La menace de la contagion au Covid-19 a fait prendre aux Algériens de nouvelles mesures de protection. Les consommateurs ont nettement limité l’achat de pain de peur d’une transmission via leur boulanger. Un véritable chamboulement pour le pays qui est considéré comme un des premiers consommateurs de baguettes au monde.
«Il n’y a pas de crise de la semoule. Les gens ont anticipé les mesures restrictives sur les déplacements à cause du confinement, ils en ont donc acheté de grandes quantités et les ont stockées. Toute celle qui était sur le marché a été absorbée. Pour faire face à la situation, l’État a mis en œuvre un programme d’approvisionnement en blé dur des minoteries pour leur permettre de fabriquer de plus grandes quantités de semoule. Les autorités tentent de parer au déséquilibre entre l’offre et la demande», souligne Mustapha Zebdi.
Spéculation
Ce dérèglement du marché a d’abord profité à certains grossistes qui ont stocké d’importantes quantités dans le but d’engager des opérations spéculatives. Le gouvernement a lancé une véritable guerre à ces commerçants dans le cadre de «campagnes de lutte contre toutes formes d'activités commerciales illicites».
Bombe à retardement
En parallèle, les autorités ont décidé de passer outre les circuits de commercialisation classiques en faisant en sorte que la semoule aille directement des minoteries vers les consommateurs. Cependant, en voulant bien faire, les pouvoirs publics ont créé un véritable problème sanitaire.
Chaque jour, dans de nombreuses wilayas, des milliers d’Algériens se pressent devant les points de vente du groupe minotier public Agrodiv dans l’espoir de repartir avec un sac de semoule. Les minotiers privés ont également été tenus de procéder à des opérations similaires. Les ventes se déroulent à même les bennes de semi-remorques et dégénèrent parfois en bagarre générale sous les yeux des forces de sécurité.
L’État a imposé des mesures de distanciation sociale mais paradoxalement, il organise des rassemblements qui risquent de provoquer une contagion majeure du Covid-19. Pour Mustapha Zebdi, ces regroupements «sont une bombe à retardement».
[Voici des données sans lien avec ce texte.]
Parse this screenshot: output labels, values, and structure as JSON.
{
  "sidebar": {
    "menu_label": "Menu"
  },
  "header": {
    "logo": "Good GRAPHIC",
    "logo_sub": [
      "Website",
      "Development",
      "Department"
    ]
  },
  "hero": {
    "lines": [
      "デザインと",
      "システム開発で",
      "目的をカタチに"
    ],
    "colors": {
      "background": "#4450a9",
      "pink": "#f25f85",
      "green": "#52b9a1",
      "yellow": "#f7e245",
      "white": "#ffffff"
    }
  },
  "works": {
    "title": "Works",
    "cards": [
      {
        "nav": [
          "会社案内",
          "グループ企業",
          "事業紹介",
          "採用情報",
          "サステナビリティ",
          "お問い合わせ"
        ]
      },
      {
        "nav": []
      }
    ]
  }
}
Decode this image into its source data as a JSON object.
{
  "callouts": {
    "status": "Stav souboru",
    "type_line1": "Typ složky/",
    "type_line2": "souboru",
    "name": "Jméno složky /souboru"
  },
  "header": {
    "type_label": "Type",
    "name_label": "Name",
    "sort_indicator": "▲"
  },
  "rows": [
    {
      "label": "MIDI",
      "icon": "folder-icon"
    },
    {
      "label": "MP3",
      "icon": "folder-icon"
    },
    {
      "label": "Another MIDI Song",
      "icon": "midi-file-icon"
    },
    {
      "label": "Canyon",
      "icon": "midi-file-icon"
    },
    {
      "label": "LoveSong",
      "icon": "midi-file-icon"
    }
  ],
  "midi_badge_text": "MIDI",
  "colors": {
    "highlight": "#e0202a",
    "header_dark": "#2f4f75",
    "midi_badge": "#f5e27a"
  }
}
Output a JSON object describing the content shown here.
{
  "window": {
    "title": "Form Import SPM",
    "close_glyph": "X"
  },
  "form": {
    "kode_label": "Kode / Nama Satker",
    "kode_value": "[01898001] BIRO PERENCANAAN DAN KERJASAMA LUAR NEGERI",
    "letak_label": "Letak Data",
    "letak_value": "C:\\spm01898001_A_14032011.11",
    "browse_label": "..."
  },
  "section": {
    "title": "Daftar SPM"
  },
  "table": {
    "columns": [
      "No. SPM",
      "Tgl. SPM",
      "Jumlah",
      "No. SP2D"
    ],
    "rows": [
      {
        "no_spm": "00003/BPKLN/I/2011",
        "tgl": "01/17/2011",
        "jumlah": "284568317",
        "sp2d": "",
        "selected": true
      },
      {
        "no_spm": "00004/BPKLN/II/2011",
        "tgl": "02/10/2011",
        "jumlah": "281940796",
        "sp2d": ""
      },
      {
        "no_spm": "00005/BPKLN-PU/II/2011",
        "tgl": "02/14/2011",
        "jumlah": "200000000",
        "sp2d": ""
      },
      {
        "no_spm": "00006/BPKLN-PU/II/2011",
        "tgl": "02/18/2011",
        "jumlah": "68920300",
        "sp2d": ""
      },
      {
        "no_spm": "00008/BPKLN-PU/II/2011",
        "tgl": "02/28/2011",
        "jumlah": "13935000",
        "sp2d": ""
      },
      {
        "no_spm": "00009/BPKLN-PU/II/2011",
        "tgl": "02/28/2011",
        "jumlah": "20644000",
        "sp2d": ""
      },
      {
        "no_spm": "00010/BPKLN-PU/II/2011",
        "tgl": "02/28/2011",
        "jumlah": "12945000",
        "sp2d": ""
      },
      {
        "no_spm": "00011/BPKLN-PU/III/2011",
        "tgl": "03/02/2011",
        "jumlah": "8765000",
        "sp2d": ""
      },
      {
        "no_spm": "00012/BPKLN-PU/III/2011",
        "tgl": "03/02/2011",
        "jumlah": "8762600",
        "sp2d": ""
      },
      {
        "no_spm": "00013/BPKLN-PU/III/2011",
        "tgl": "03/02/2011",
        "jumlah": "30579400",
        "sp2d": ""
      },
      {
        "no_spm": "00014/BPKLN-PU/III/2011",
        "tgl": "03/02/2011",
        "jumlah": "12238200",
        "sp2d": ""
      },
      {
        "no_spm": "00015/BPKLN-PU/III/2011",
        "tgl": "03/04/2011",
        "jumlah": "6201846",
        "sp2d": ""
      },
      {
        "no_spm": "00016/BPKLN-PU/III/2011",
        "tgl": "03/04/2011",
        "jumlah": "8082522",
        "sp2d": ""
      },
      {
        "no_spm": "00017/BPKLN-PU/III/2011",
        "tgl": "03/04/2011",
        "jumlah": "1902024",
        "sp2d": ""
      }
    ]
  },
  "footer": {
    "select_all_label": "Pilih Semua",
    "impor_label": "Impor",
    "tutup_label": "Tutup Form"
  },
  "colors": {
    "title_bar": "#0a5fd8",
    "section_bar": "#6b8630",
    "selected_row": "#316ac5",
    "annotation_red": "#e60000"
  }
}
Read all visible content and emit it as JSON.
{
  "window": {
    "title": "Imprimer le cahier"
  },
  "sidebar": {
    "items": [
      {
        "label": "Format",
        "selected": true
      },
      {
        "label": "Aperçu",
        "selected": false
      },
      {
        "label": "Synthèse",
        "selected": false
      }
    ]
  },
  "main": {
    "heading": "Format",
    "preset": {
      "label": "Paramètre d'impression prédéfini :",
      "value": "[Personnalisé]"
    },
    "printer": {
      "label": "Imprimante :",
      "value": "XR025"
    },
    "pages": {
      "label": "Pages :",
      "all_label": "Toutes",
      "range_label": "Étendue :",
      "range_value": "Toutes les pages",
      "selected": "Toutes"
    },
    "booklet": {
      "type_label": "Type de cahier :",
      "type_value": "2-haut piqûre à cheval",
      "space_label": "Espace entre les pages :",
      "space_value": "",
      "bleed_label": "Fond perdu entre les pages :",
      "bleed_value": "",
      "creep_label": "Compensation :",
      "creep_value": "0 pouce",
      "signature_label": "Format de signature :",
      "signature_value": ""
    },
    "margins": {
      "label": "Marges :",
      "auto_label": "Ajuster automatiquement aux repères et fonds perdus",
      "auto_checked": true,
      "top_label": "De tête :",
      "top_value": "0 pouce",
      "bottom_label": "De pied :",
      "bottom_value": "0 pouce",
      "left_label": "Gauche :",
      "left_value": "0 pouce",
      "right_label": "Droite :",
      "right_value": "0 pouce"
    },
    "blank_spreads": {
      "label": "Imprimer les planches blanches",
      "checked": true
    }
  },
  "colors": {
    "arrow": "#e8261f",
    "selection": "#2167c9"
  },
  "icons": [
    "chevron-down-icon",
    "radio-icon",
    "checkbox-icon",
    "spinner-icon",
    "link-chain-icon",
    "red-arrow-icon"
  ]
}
«Pourquoi fermer les mosquées, les écoles et les salles de sport si, d’un autre côté, on crée un phénomène de rassemblement? C’est admissible! Vu la forte demande, il était évident que les quelques points de vente allaient être submergés. Nous sommes face à une bombe à retardement. Des mesures concrètes doivent être prises pour permettre que les ventes de semoule se déroulent dans des conditions sanitaires correctes», regrette le président de l’APOCE.
Organisation
Alger a eu elle aussi ses clusters puisque des distributions ont eu lieu mardi 31 mars rue Didouche Mourad et rue Mohamed Belouizdad dans le centre de la capitale. Pour Mustapha Zebdi, les autorités doivent faire face à la forte demande en impliquant les mairies et les comités de quartier pour organiser des ventes ciblées. «Mais le consommateur doit être conscient de la situation et de la gravité de son comportement.»
«Les professionnels du secteur subissent des restrictions draconiennes. Notre groupe a construit, en 2016, une minoterie d’une capacité de 450 tonnes par jour de semoule et autant de farine à Oued Athmania (wilaya de Mila). Mais depuis, nous n’avons pas reçu de blé dur alors que la demande est très forte sur l’ensemble de la région est des Hauts-plateaux. Les services du ministère de l’Agriculture et de l’OAIC ne veulent pas nous attribuer de quotas de céréales pour des raisons qui restent floues. La situation est totalement incompréhensible puisque d’un autre côté, les walis (préfets) ne cessent de me contacter pour livrer des quantités de semoule à partir de cette minoterie», assure Abdelkader Djedei.
La situation décrite par l’homme d’affaires s’explique par un revirement des autorités algériennes qui s’est produit durant l’été 2019. Le gouvernement de Noureddine Bedoui avait estimé que le secteur de la trituration était arrivé à saturation et avait donc décidé de fermer une quarantaine de minoteries. Abdelkader Djedei se défend de faire partie de la catégorie des entreprises qui ont subi cette décision. «Pour preuve, le refus d’alimenter mon usine de Oued Athmania en céréales est antérieur à la décision du gouvernement. Je ne demande qu’une seule chose, mettre enfin les machines en route et produire de la semoule», dit-il.
Mardi 31 mars, lors d’une rencontre avec des journalistes, le Président Abdelmadjid Tebboune s’est pourtant montré rassurant au sujet de la disponibilité des produits alimentaires en cette période de crise sanitaire. Il a notamment indiqué que la production de semoule «a été multipliée dernièrement par trois grâce à l'augmentation à 100% des capacités des minoteries».